Figuring out: Headphones Impedance

I have always wondered about impedance in the context of pro audio vs consumer audio. Don’t get me wrong, this is a deep topic for the audiophile crowd, but that’s not going to be my approach. If you want to get deep into it and chase the absolutely clearest listening experience, have a look at this article that goes deeper into the technical details.

In the meantime, i just wanted to get an overview of the situation so when I look at my headphones, I have some understanding of what is going on. As you can see, my daily headphones which I use for almost everything are a pair of Sennheiser HD25. And there is the impedance staring at us, 70 ohms. Let’s see what this number means.

About Impedance

Remember Ohm’s Law? Voltage = Current * Resistance. You may be tempted to think about impedance in a similar fashion and it kind of makes sense because impedance also reflects how hard it is for a current to run through a circuit… kinda. The problem is that Ohm’s law only applies to DC, that is direct current. DC is what most electric appliances and machines use and was the technology championed by Edison in the War of the currents of the 1880s.

On the other hand, Tesla defended AC, alternating current, as a better alternative to transport energy across distances. On an AC current, electrons change their direction at a certain frequency, usually at 50 or 60Hz. Long story short, Tesla ended up winning and today we use AC to transport electricity. It is then converted to DC so machines can use it. That’s why there is a transformer on anything that you plug in to the wall and also why the band ACDC bear that same name.

So why do we care, what’s the relation with audio? Well, since sound is air particles moving back and forth at certain frequencies, all analogue audio signals are AC. So whenever an audio signal goes into a pair of headphones, comes out of a microphone or moves through an analogue mixing desk, that’s AC. Only the audio signal is AC, a mixing desk will be powered with DC electricity, don’t confuse the two.

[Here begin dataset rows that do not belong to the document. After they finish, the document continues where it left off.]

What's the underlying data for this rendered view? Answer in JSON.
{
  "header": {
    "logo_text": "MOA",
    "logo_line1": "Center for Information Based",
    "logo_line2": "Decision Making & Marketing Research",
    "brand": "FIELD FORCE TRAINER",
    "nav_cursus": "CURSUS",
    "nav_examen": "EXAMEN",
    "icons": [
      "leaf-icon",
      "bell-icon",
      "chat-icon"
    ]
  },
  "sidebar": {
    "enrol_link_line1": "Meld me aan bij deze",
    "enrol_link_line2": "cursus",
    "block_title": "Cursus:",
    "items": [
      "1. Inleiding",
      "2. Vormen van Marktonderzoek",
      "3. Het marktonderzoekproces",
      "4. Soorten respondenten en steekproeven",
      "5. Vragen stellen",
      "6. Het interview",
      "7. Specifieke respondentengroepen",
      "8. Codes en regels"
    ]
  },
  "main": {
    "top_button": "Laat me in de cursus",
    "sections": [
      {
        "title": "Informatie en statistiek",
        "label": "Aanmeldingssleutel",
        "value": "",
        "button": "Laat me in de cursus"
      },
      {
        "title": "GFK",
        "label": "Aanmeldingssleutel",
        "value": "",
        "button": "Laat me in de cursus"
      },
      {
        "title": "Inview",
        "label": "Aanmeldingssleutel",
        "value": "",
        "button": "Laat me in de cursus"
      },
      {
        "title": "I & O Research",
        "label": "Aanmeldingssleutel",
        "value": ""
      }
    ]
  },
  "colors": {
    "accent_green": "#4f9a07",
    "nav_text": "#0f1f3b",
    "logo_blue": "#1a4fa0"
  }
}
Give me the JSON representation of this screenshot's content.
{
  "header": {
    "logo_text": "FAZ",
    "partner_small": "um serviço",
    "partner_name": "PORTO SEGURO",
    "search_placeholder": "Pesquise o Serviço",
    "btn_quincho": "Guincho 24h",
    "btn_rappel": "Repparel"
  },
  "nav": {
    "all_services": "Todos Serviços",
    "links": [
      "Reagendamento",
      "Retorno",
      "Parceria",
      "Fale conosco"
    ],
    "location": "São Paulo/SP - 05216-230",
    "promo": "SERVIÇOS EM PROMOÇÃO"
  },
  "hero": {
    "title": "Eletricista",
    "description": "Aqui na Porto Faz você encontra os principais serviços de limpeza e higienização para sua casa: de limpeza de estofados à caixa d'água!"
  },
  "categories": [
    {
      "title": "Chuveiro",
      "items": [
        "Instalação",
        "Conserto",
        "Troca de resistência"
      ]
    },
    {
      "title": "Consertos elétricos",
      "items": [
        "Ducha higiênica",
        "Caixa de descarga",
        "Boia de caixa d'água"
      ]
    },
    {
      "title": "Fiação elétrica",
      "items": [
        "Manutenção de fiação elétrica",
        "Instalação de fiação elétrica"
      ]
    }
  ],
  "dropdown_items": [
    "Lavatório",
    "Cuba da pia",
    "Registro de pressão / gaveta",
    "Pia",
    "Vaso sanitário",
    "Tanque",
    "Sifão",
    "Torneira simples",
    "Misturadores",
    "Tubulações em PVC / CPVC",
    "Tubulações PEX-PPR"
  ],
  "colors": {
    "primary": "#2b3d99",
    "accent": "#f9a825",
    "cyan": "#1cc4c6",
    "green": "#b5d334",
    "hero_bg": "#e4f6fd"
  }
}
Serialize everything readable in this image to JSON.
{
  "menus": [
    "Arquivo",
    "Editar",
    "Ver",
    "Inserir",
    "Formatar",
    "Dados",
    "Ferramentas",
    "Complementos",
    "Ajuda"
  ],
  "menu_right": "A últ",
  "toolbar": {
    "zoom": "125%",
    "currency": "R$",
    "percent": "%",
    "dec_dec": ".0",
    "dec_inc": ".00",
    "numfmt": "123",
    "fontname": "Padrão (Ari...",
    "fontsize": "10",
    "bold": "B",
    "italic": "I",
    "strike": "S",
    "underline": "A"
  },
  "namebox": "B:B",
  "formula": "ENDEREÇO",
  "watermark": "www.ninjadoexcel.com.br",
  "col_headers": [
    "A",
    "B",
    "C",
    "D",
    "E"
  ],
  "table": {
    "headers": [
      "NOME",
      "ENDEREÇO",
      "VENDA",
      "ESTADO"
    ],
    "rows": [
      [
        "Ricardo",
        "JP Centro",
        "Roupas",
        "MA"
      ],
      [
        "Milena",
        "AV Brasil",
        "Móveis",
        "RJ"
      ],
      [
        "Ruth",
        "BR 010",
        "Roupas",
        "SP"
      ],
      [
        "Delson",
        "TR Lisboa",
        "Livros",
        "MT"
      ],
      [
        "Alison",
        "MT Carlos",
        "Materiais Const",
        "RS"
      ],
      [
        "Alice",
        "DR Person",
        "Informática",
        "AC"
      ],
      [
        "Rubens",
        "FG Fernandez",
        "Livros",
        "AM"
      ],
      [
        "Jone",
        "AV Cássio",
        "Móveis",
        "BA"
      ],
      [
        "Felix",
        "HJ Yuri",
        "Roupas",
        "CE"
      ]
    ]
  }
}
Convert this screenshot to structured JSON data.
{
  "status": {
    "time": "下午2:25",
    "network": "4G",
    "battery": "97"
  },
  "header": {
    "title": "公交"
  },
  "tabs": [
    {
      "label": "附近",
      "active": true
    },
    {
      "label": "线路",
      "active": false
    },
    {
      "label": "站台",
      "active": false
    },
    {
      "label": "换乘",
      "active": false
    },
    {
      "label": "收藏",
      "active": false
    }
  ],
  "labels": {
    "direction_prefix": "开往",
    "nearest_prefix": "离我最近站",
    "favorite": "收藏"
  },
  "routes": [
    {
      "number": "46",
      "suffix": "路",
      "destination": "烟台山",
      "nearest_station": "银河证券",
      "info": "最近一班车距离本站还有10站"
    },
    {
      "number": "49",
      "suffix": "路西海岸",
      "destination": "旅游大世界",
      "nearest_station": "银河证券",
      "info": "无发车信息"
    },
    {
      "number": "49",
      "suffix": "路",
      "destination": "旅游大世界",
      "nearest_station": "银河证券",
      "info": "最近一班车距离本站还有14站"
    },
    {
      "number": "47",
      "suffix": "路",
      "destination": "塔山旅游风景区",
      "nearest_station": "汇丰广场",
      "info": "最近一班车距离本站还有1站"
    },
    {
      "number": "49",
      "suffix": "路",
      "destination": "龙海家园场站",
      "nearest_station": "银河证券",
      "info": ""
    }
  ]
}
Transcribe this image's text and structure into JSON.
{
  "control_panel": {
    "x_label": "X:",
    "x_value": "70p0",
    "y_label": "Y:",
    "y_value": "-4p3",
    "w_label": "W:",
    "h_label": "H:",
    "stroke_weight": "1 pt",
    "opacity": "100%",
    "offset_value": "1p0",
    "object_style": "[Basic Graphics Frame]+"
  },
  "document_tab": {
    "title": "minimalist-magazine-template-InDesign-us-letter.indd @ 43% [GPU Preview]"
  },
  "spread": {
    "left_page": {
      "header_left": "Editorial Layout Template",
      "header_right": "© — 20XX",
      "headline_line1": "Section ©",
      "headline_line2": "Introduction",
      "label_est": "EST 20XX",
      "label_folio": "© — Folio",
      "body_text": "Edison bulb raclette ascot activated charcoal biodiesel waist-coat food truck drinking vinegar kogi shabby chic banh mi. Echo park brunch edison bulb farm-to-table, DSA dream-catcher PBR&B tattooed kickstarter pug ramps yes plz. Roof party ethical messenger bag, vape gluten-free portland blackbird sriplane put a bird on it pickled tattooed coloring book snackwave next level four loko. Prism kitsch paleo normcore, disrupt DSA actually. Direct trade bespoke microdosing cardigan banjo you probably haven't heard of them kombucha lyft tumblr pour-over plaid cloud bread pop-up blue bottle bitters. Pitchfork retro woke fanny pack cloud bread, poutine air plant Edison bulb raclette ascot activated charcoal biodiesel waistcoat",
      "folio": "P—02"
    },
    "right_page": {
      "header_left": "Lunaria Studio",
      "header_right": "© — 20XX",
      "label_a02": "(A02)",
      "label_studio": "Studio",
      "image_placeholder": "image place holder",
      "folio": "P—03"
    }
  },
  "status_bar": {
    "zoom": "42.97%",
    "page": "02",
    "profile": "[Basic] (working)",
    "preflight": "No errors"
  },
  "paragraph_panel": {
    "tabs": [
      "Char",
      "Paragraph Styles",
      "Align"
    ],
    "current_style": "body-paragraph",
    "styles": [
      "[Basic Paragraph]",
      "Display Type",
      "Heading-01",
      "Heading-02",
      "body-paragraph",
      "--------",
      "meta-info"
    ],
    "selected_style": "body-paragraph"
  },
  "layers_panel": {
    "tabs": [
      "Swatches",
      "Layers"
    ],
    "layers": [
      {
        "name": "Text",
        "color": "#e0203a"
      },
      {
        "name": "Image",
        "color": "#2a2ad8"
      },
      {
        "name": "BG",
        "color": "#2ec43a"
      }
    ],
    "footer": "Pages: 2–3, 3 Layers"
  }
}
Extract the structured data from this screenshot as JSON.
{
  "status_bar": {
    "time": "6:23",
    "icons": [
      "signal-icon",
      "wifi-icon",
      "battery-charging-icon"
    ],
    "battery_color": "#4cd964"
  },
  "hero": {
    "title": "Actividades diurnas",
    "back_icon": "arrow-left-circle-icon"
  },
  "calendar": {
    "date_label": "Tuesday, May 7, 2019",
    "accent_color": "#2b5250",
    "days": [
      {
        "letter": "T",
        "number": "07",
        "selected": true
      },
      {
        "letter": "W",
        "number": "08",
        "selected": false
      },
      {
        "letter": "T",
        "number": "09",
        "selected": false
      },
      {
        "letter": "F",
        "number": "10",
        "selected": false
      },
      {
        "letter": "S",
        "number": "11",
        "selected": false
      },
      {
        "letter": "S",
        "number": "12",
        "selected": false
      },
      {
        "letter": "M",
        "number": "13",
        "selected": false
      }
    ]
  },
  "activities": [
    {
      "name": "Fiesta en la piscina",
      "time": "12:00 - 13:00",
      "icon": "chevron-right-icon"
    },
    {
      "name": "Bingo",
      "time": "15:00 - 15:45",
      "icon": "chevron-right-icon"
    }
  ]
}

So since audio signals are AC, we can’t just use resistance to measure how hard it is to run them through a system, we must use impedance which takes into account resistance, capacitance and inductance. I won’t go into detail since the math gets much trickier than just Ohm’s law but you can learn more in the article I linked at the beginning.

Implications on Headphones

You can think of impedance as a measure of how inefficient your headphones are at generating an audio level. Generally, the lower the impedance, the easiest is for your headphones to create a loud signal. Does that mean that you just should get headphones with the lowest impedance possible? Not at all!

Higher audio levels are not the only thing we are after. Sound quality should also be a big factor. Lower impedance headphones usually have lower audio quality while higher impedances are best if we want to avoid distortion and improve frequency response and faithfulness to the original source.

So high impedance headphones will be the most crystalline BUT (and this is a big but) you will need much more power to drive them and get a proper signal from them. This means that in an ideal world, you would have high impedance headphones and also a high impedance headphone amplifier for the best audiophile experience possible. This is what people call “Impedance Matching”, making usr eimpedance levels at the source and desitnation aren’t too far apart.

This means that you may go and buy expensive high impedance headphones and then find out that they give you a tiny quiet signal on your phone, your computer or on any other consumer level audio product. Not good, particularly if you want or need a loud signal. For those consumer uses, you would be much better off with lower impedance headphones which is why almost all normie headphones are relatively low impedance.

Again, things are more complicated. Impedance varies across the frequency spectrum and there are other factors like distortion and sensitivity. All of this will contribute to how loud a pair of headphones will be and how accurate their response will be. But for now, let’s just get an intuitive sense of how impedance works in different contexts.

Some Numbers & Perspective

So how does my 70Ω Sennheiser headphones fit on the impedance scale? A good reference to use is the Beyerdynamic DT770 which is one of the few pairs of headphones where you can buy 3 different versions which only differ in impedance. These versions are:

  • 32Ω: This is consumer level impedance. It will give good audio levels for phones and computers. As a reference, Apple Earpods are 42.2Ω, which by the way doesn’t mean they are better, as I said before there are other factors to consider, like distortion.

  • 80Ω: This is a good mid level which will still be loud enough with consumer products but offers an overall better audio quality. As you can see, my headphones fit here.

  • 250Ω: And this is now getting on the audiophile levels of impedance where you need to make sure you are using a good headphone amplifier if you want to have enough audio levels.

I also wanted to say that usually in pro audio, headphones are not that crucial since we don’t really use them to mix music or cinema. For this, speakers and a good sounding room are always preferable since we want to have a more natural listening experience and at the end of the day, sound is supposed to be propagated through the air. This is why you won’t see studios buying crazy high impedance headphones and this is mostly reserved to the audiophile tribe.

Conclusions

Now you know. Lower impedance will produce higher audio levels but with lower audio quality. It is important then to match impedance on the source and the headphones if we want to achieve the best quality/level relation possible.